The economy posted a 2 per cent growth in the final three months of the year, compared to the same period a year ago, turning in growth of about 2.1 per cent for the full year, according to flash estimates from the Trade and Industry Ministry.
But a host of global risks remain, including slowing growth in China and uncertainties surrounding the United States Federal Reserve's next interest-rate hike, said OCBC economist Selena Ling.
At home, slower labour-force growth and lacklustre productivity are dragging down Singapore's long-term potential expansion rate, said Bank of America Merrill Lynch economist Chua Hak Bin.
"We think that services will continue to support growth this year. While manufacturing will remain in the doldrums, "services growth will likely be healthy enough to keep Singapore out of recession", he said.
Economists said services, which make up about two-thirds of the economy, will remain the key growth driver this year as well as in the longer term. The sector was the main source of an unexpected lift to growth in the last three months of 2015.
Expansion in the service and construction sectors helped make up for weak manufacturing in the fourth quarter.
The service sector grew 3.2 per cent over the same quarter a year ago, and expanded 3.6 per cent for the whole of 2015.
"Singapore's service sector has remained resilient amid one of the weakest years on record for the manufacturing sector," said JP Morgan economist Benjamin Shatil.
Overall, service output rose by about the same magnitude that manufacturing declined, he noted.
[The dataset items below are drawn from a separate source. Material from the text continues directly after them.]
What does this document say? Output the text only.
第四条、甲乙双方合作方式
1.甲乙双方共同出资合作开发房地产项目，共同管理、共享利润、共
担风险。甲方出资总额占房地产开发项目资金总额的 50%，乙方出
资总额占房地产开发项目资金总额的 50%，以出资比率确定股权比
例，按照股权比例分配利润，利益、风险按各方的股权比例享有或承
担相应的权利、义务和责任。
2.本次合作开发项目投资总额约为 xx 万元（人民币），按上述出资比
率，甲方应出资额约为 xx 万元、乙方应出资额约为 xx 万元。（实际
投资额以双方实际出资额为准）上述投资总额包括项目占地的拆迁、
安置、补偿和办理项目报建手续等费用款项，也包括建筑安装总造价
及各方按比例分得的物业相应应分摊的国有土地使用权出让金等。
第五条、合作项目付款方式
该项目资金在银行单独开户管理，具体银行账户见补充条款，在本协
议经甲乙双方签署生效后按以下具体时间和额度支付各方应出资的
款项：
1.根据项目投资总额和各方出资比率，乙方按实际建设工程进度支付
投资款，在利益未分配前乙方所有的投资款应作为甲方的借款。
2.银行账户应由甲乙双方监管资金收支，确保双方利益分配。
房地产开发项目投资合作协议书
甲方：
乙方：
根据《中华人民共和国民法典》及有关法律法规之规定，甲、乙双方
Financial services, wholesale and retail trade, and other business services turned in the strongest numbers.
Services' share of the economy has been rising over the years, even as manufacturing's contribution shrank, said Mr Shatil.
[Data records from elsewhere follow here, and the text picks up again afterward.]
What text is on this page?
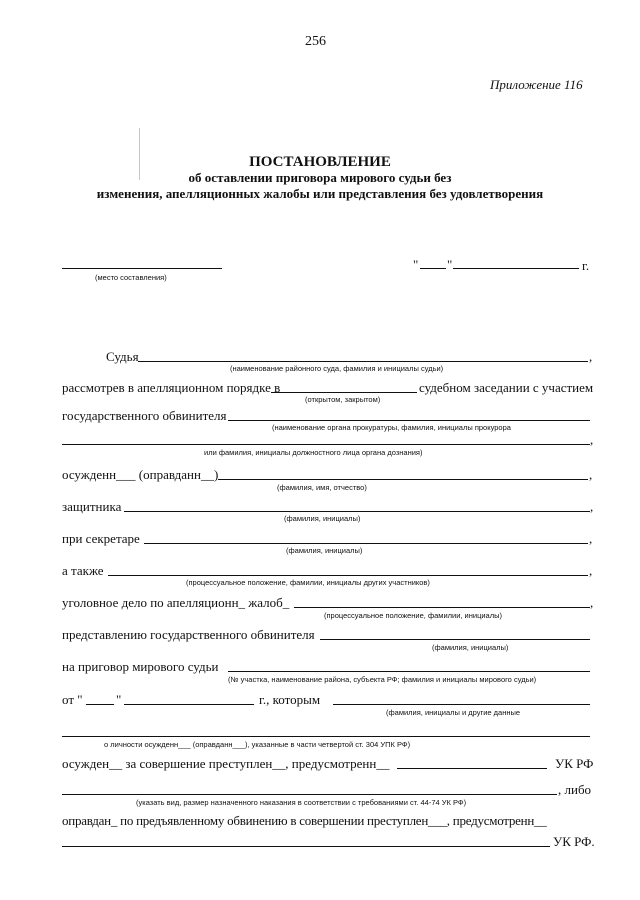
256
Приложение 116
ПОСТАНОВЛЕНИЕ
об оставлении приговора мирового судьи без
изменения, апелляционных жалобы или представления без удовлетворения
(место составления)
" "	г.
Судья	,
(наименование районного суда, фамилия и инициалы судьи)
рассмотрев в апелляционном порядке в	судебном заседании с участием
(открытом, закрытом)
государственного обвинителя
(наименование органа прокуратуры, фамилия, инициалы прокурора
,
или фамилия, инициалы должностного лица органа дознания)
осужденн___ (оправданн__)	,
(фамилия, имя, отчество)
защитника	,
(фамилия, инициалы)
при секретаре	,
(фамилия, инициалы)
а также	,
(процессуальное положение, фамилии, инициалы других участников)
уголовное дело по апелляционн_ жалоб_	,
(процессуальное положение, фамилии, инициалы)
представлению государственного обвинителя
(фамилия, инициалы)
на приговор мирового судьи
(№ участка, наименование района, субъекта РФ; фамилия и инициалы мирового судьи)
от "	"	г., которым
(фамилия, инициалы и другие данные
о личности осужденн___ (оправданн___), указанные в части четвертой ст. 304 УПК РФ)
осужден__ за совершение преступлен__, предусмотренн__	УК РФ
, либо
(указать вид, размер назначенного наказания в соответствии с требованиями ст. 44-74 УК РФ)
оправдан_ по предъявленному обвинению в совершении преступлен___, предусмотренн__
УК РФ.
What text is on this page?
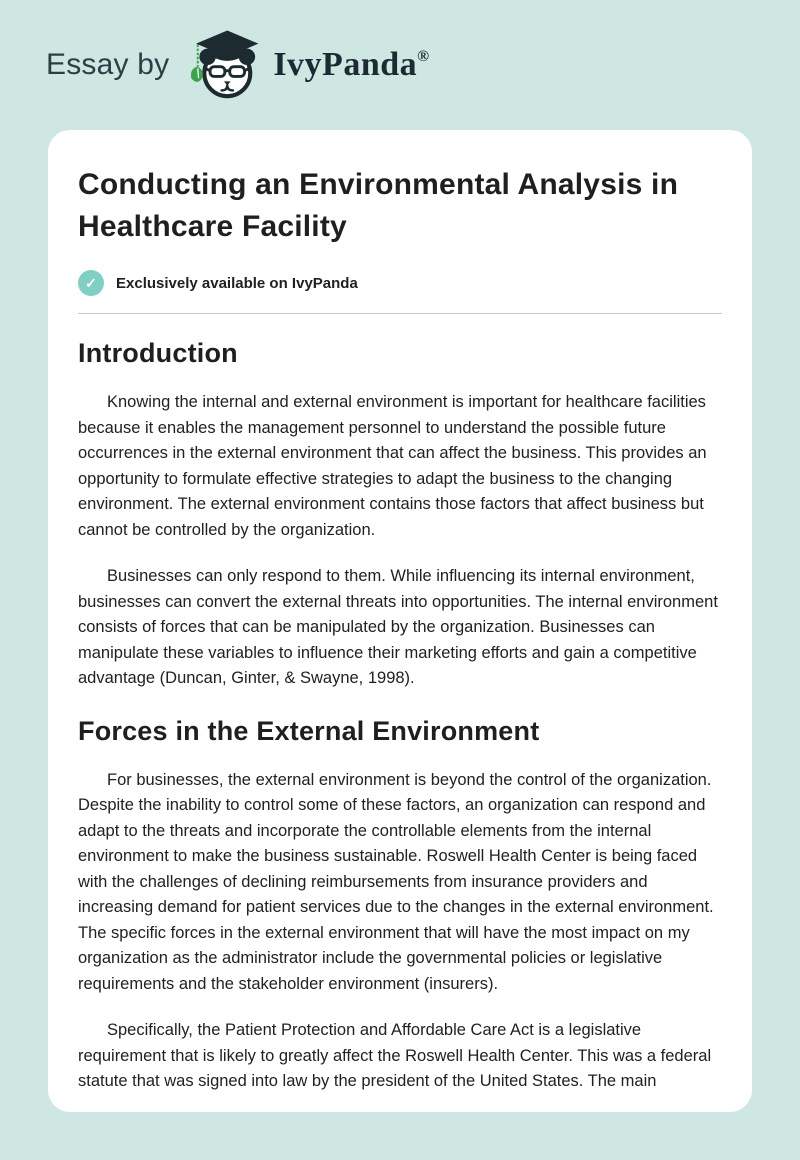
Essay by	IvyPanda®
Conducting an Environmental Analysis in Healthcare Facility
✓	Exclusively available on IvyPanda
Introduction

Knowing the internal and external environment is important for healthcare facilities because it enables the management personnel to understand the possible future occurrences in the external environment that can affect the business. This provides an opportunity to formulate effective strategies to adapt the business to the changing environment. The external environment contains those factors that affect business but cannot be controlled by the organization.

Businesses can only respond to them. While influencing its internal environment, businesses can convert the external threats into opportunities. The internal environment consists of forces that can be manipulated by the organization. Businesses can manipulate these variables to influence their marketing efforts and gain a competitive advantage (Duncan, Ginter, & Swayne, 1998).

Forces in the External Environment

For businesses, the external environment is beyond the control of the organization. Despite the inability to control some of these factors, an organization can respond and adapt to the threats and incorporate the controllable elements from the internal environment to make the business sustainable. Roswell Health Center is being faced with the challenges of declining reimbursements from insurance providers and increasing demand for patient services due to the changes in the external environment. The specific forces in the external environment that will have the most impact on my organization as the administrator include the governmental policies or legislative requirements and the stakeholder environment (insurers).

Specifically, the Patient Protection and Affordable Care Act is a legislative requirement that is likely to greatly affect the Roswell Health Center. This was a federal statute that was signed into law by the president of the United States. The main
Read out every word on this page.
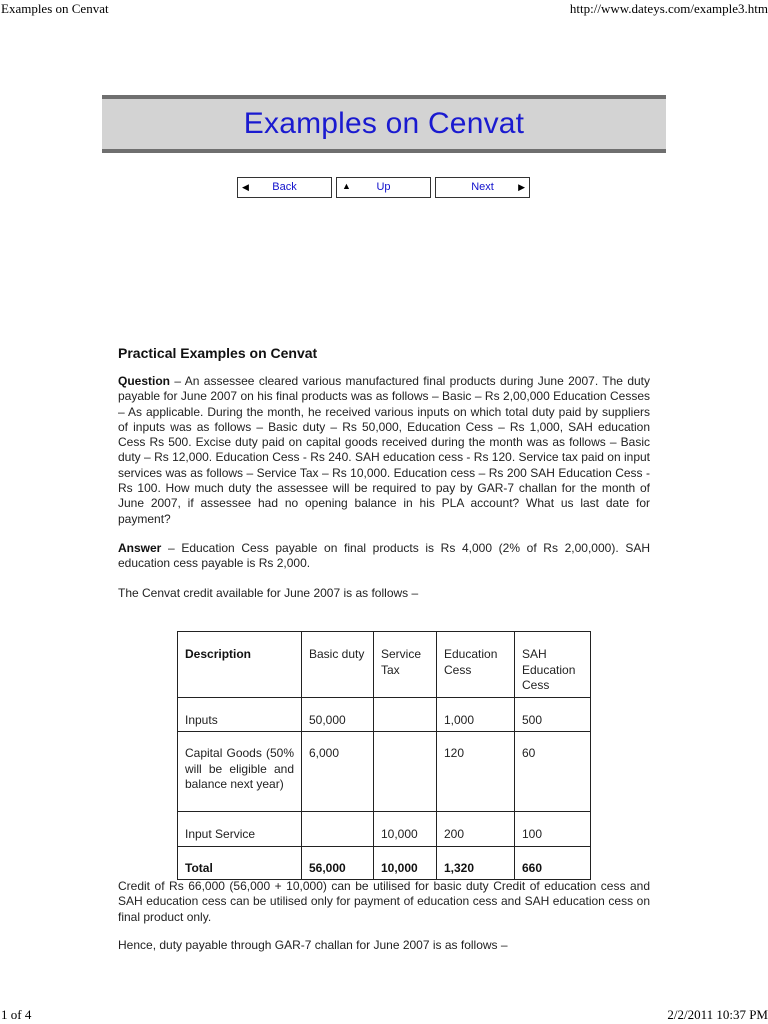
Examples on Cenvat	http://www.dateys.com/example3.htm
Examples on Cenvat
◀	Back	▲	Up	▶
Next
Practical Examples on Cenvat

Question – An assessee cleared various manufactured final products during June 2007. The duty payable for June 2007 on his final products was as follows – Basic – Rs 2,00,000 Education Cesses – As applicable. During the month, he received various inputs on which total duty paid by suppliers of inputs was as follows – Basic duty – Rs 50,000, Education Cess – Rs 1,000, SAH education Cess Rs 500. Excise duty paid on capital goods received during the month was as follows – Basic duty – Rs 12,000. Education Cess - Rs 240. SAH education cess - Rs 120. Service tax paid on input services was as follows – Service Tax – Rs 10,000. Education cess – Rs 200 SAH Education Cess - Rs 100. How much duty the assessee will be required to pay by GAR-7 challan for the month of June 2007, if assessee had no opening balance in his PLA account? What us last date for payment?

Answer – Education Cess payable on final products is Rs 4,000 (2% of Rs 2,00,000). SAH education cess payable is Rs 2,000.

The Cenvat credit available for June 2007 is as follows –

Description	Basic duty	Service Tax	Education Cess	SAH Education Cess
Inputs	50,000		1,000	500
Capital Goods (50% will be eligible and balance next year)	6,000		120	60
Input Service		10,000	200	100
Total	56,000	10,000	1,320	660

Credit of Rs 66,000 (56,000 + 10,000) can be utilised for basic duty Credit of education cess and SAH education cess can be utilised only for payment of education cess and SAH education cess on final product only.

Hence, duty payable through GAR-7 challan for June 2007 is as follows –

1 of 4	2/2/2011 10:37 PM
Public construction activity such as the Changi Airport expansion and various train lines also helped support growth in the fourth quarter, noted Credit Suisse economist Michael Wan.
The construction sector grew 2.2 per cent in the last three months of the year, and 1.1 per cent over the whole of last year.
Meanwhile, manufacturing was the worst performer.
Factory output plunged 6 per cent in the fourth quarter over the corresponding period a year earlier, weighed down by declines in the electronics, transport engineering and precision engineering clusters.
This was the sector's fifth consecutive quarter of year-on-year contraction. It shrank 4.8 per cent over the whole of last year.
Economists said the outlook for manufacturing remains dim, clouded by sluggish global sentiment, weak oil prices and tough domestic conditions.
Bank of America Merrill Lynch's Dr Chua said the sector "has borne the brunt of restructuring pains, with cutbacks on production and employment".
He noted that the manufacturing sector shed 15,600 workers in the first nine months of last year, compared with 4,400 for the whole of 2014.
DBS economist Irvin Seah said there is a risk that the weakness in manufacturing might spill over into other parts of the economy.
"While (the service sector) is known to be a resilient and stable engine of growth for Singapore, (its performance) will be affected by the existing domestic manpower crunch and drag from the manufacturing sector," he said.